Financing Under the Social Health Authority
Until late 2024, the National Hospital Insurance Fund was the dominant single source of structured financing for chronic-disease care in Kenya. The Social Health Authority replaced it under the Social Health Insurance Act, with three funds: the Primary Healthcare Fund, the Social Health Insurance Fund and the Emergency, Chronic and Critical Illness Fund. For type 2 diabetes patients, the most important shift is that primary health care—including diabetes screening, education and medication refill at level-2 and level-3 facilities—is to be paid from the Primary Healthcare Fund. Hospitalisation for diabetic ketoacidosis, complications and specialist outpatient visits are covered by the Social Health Insurance Fund subject to the prescribed benefits package, while end-stage complications such as dialysis are covered under the Emergency, Chronic and Critical Illness Fund. The most current information is on the Social Health Authority portal.

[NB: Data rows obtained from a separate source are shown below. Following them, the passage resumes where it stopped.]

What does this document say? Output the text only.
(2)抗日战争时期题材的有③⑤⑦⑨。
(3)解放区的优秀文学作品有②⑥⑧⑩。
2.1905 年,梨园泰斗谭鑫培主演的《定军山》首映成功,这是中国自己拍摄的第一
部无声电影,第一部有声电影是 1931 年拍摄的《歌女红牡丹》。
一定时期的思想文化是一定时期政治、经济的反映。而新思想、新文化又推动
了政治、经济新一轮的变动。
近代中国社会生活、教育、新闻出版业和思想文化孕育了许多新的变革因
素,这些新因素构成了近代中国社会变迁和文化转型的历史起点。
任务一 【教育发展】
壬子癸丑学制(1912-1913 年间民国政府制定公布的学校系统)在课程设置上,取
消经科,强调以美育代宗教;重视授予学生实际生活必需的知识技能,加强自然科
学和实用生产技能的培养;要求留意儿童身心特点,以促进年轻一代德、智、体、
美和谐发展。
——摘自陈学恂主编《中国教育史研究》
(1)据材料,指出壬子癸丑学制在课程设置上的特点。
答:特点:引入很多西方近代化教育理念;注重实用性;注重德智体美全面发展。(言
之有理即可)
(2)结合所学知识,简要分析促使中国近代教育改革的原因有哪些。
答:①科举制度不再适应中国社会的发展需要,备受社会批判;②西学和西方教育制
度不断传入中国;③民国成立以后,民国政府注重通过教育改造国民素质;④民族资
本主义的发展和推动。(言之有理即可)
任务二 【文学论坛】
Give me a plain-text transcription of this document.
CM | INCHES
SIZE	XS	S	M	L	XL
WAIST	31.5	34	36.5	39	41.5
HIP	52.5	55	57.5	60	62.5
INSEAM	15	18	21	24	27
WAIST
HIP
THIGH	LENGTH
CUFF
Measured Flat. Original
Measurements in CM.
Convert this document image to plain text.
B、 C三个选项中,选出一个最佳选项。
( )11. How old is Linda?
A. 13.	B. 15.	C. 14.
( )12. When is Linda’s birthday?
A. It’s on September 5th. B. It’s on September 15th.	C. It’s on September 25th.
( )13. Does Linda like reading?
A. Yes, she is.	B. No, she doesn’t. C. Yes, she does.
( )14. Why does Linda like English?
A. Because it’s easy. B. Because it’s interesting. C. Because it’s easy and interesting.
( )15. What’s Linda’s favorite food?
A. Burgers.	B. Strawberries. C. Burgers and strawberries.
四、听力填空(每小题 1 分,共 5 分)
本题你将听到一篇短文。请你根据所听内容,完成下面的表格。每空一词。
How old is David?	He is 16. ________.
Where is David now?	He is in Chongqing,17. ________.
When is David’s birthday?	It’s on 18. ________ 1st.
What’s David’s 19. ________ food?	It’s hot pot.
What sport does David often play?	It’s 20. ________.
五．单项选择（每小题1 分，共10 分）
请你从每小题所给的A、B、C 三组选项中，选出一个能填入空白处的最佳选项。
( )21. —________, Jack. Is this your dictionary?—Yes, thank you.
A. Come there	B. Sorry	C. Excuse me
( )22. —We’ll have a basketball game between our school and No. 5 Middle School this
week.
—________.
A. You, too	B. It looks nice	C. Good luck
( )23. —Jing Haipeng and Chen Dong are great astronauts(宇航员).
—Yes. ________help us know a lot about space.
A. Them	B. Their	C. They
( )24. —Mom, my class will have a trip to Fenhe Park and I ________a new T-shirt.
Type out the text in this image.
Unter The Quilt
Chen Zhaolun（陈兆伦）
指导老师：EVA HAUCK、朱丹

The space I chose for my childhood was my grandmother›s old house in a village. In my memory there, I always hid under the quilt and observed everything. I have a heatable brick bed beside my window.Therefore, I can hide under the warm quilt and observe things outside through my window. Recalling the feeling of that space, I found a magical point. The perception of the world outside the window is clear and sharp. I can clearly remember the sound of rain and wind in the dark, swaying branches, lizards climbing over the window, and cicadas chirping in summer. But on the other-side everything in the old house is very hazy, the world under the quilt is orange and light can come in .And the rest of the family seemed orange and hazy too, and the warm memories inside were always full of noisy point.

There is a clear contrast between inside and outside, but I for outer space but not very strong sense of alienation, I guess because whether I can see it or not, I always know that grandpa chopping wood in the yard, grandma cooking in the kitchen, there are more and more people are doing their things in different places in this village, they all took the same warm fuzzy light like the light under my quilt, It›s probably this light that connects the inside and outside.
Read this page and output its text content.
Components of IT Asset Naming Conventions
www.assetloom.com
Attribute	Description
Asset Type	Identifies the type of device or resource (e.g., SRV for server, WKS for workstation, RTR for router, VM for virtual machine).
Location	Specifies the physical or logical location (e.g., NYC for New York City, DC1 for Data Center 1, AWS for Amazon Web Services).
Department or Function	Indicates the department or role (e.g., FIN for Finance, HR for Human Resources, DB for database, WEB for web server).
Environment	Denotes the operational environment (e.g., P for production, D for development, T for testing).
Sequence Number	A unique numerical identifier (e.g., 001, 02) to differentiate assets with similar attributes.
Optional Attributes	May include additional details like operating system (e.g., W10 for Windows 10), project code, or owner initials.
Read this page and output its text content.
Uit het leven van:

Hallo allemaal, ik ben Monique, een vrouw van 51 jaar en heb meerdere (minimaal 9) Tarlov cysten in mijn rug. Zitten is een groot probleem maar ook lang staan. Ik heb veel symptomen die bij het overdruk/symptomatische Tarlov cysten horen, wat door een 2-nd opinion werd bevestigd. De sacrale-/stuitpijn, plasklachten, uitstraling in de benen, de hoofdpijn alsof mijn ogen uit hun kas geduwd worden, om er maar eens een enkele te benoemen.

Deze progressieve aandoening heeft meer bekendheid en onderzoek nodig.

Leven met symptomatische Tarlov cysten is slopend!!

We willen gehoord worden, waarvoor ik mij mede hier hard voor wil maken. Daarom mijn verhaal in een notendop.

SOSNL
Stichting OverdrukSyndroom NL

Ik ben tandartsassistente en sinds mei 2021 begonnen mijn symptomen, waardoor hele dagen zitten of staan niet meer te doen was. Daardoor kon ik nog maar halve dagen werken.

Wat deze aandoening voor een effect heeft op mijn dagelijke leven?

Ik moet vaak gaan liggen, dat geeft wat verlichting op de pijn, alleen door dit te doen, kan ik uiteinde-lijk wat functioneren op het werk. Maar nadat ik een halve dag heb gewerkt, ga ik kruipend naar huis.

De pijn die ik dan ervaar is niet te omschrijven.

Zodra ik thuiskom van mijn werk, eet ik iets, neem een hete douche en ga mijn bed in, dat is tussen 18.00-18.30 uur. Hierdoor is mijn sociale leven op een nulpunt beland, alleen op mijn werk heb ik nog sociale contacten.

Living With Type 2 Diabetes in Kenya
For patients, the daily reality of type 2 diabetes management in Kenya rests on a small set of habits: routine fasting and post-prandial glucose monitoring, a steady weekly walking or other moderate-intensity exercise regimen, a moderated-carbohydrate diet that nonetheless accommodates traditional staples, eye examinations at least annually, foot examinations at every clinical contact, urine protein screening for early kidney disease, and lipid profile and blood pressure control. The Kenya Diabetes Management and Information Centre and the Diabetes Kenya Association provide patient education and peer support. For Kenyans in the diaspora supporting older parents and relatives, the most useful interventions are usually paying for a structured monthly clinic visit, sponsoring a glucometer with test strips, ensuring foot inspection and footwear advice, and topping up the supply of medicines that are intermittently stocked at local public facilities.
What Comes Next
Kenya's diabetes story over the next decade will be shaped by how successfully primary health care is reorganised around chronic disease, how steadily insulin and modern oral therapies become affordable through SHA and through local manufacturing, and how rapidly community health promoters and county governments scale screening into the general adult population. The single most important household-level action is also the simplest: knowing your fasting blood-glucose number. The cheapest and most effective intervention in Kenyan diabetes today remains earlier diagnosis, before complications take hold.